Part of the reason American shoppers are so attracted to wholesale shopping is their belief that bulk-buying not only prevents waste but can save time and money, providing more value for the dollar.
However, results from a qualitative investigation by the University of Arizona of buying habits suggest that the opposite may be true.
Victoria Ligon, who earned her master's degree from the UA Retailing and Consumer Sciences Program, studied food purchasing and preparation habits of U.S. consumers for her thesis, finding that those in the study tended to buy too much food and waste more of it than they realized. Ligon has begun doctoral studies in the program.
"The problem is that people are not shopping frequently enough, which sounds counterintuitive," Ligon said. "It seems that people in this country are very price sensitive at the grocery store, but tend to overlook the cost of discarded and unused food at home."
With several scholarly papers and reports dating to 2009 indicating that upward of 30 percent of food grown in the U.S. ultimately ends up in landfills, Ligon has set out to find solutions to the food waste problem.
"Much of the discussion we hear about is related to supply," said Anita Bhappu, an associate professor and program chair of the UA Retailing and Consumer Sciences Program in the College of Agriculture and Life Sciences. Bhappu is also Ligon's adviser and collaborator.
"How can we grow more food to feed the world? How can we get food to the people who are hungry? Food distribution remains an issue, but Americans still waste so much food, way too much," Bhappu said.

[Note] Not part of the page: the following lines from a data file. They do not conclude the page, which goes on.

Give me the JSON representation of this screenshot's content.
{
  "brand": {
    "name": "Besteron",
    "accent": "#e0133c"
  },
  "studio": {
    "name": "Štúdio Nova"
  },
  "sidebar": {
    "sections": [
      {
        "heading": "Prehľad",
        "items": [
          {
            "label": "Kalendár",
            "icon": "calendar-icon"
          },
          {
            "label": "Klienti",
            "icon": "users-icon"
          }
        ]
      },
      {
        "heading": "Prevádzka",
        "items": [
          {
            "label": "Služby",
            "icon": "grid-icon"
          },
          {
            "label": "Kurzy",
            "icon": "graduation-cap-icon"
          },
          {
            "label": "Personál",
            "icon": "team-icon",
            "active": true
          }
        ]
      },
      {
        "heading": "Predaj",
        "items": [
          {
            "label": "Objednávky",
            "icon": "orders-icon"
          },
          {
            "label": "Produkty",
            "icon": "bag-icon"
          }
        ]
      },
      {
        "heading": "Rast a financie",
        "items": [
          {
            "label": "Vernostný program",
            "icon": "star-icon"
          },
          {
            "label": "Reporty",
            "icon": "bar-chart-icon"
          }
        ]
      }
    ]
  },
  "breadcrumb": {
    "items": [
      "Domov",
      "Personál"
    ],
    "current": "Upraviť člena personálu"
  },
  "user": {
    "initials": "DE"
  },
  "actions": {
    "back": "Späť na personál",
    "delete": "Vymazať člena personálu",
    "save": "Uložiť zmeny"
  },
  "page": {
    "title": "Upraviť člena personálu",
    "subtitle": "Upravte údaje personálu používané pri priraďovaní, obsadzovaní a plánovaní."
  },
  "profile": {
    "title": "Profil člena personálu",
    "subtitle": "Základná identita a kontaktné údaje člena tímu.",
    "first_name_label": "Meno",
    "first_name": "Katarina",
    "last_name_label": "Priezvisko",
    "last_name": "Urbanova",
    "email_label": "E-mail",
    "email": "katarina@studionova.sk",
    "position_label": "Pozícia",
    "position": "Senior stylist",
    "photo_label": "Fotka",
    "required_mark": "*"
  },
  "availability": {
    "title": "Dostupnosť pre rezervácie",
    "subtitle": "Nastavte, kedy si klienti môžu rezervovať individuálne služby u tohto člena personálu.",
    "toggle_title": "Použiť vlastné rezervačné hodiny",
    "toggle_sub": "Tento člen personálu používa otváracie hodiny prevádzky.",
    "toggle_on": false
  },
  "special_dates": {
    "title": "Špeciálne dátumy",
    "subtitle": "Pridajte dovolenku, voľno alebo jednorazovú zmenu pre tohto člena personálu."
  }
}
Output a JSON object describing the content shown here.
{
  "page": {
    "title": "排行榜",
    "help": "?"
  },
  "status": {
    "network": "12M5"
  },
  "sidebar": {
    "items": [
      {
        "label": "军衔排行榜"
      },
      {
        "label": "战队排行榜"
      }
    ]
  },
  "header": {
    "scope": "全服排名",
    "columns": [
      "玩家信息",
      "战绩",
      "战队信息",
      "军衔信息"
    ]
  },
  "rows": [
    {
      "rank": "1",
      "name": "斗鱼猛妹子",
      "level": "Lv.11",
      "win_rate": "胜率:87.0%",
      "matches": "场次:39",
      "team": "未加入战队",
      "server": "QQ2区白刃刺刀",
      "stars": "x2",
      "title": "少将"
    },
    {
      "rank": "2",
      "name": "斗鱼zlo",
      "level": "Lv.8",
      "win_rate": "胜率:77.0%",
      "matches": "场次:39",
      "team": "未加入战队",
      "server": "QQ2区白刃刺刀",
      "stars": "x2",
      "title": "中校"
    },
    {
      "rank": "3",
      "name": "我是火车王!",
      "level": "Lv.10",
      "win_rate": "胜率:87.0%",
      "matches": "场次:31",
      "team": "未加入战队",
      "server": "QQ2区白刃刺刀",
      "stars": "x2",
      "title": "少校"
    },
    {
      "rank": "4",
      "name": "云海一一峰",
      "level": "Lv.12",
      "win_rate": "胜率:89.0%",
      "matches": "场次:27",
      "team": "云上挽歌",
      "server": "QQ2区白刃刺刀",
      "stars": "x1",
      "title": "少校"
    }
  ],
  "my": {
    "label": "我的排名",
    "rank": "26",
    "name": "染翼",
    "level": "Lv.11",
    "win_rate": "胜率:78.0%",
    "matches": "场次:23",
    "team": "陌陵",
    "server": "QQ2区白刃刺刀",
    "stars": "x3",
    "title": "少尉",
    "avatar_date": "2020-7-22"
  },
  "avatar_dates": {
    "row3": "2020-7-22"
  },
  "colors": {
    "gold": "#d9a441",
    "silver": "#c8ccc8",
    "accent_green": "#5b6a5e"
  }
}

Ligon will present the study and the research findings during the "Bridging the Past, Cultivating the Future: Exploring Sustainable Foodscapes" conference, to be held June 24-28 at Chatham University in Pittsburgh. The conference is a joint meeting of the Association for the Study of Food and Society and the Agriculture, Food and Human Values Society. Ligon's research was funded by the Terry J. Lundgren Endowment.
A common practice is to visit different stores for different items on a grocery list. Research has shown that Americans regularly shop for food at four to seven stores, and Ligon’s participants generally fit this pattern.
"You'll find that a person will get their bread at Trader Joe's, their paper goods at Safeway, their milk at Walmart. People are looking for the places that offer the best product, the best brands and the best prices," she said.
"But people tend to overbuy at each of the places where they shop, and it's not just the cost of products, but it is also expensive in terms of time spent traveling back and forth to these different places," Ligon said. "People are not planning for the next day, but planning for the next week or two."
In theory, planning a week or more in advance sounds ideal. But given the reality of many people’s lives, this is challenging to do well, Ligon said.
She explained that with the proliferation of fast food, people have more food options and can easily shift meal plans without notice. Also, with busy schedules — people may be juggling multiple jobs and family responsibilities — it becomes easier to forgo a previous meal plan.
"All of our food promotions are designed to get people to buy more," said Bhappu, an expert on digital retailing and consumer coupon usage. "We believe it's cheaper if we buy more now, but we rarely take into account how much we throw out in the end. And if you factor in the cost of what you are throwing away, it is very unlikely that you are saving anything."
Then there's the issue of planning.
"We've all been told that to manage the chaos in our lives, we should plan better. The interesting part is that meal planning is hard to execute because there is so much uncertainty in our daily family living," Bhappu said.
"To me, the big-picture finding is that while this meal planning helps us psychologically feel less stressed about all of the home tasks we have to manage, it is not easy to execute. In the end, it results in inefficiency and waste because food is perishable."
Concerned about "the planet, the pocketbook and people," Ligon and Bhappu are looking for solutions.
Both noted shifts in the grocery industry that appear promising to help customers reduce food waste. Examples include cost-effective delivery services such as Amazon Fresh and Google Express, which allow consumers to purchase food items when they want to consume them, also reducing their need to frequent so many different stores. Also, the "eat locally" and "eat seasonally" movements are promising.
However, the study resulted in another troubling finding: The majority of people involved in the study had no idea that they were buying too much and wasting so much. And even when they did, they preferred not to acknowledge it.
"It's uncomfortable. People don't want to confront the cost of the products they are throwing away," Ligon said. "It's sort of embarrassing. But everyone felt they wanted to reduce their waste."
This cognitive dissonance creates a tremendous challenge in reducing food waste. The issue is about shifting habits and patterns of behaviors, Ligon said.
"When you read advice about reducing waste, it usually centers on what people do after the food is purchased: Try different recipes, focus on eating at home, eat food close to when it is purchased," Ligon said.
"Of course, everyone thinks they are doing better than the average person, but people don't even notice when they waste," she said. "So it may not be about cognitive willpower or intelligence. People need to consider shopping more and buying less. Shop on a more frequent basis, so that you are only buying what you are going to consume in the short term."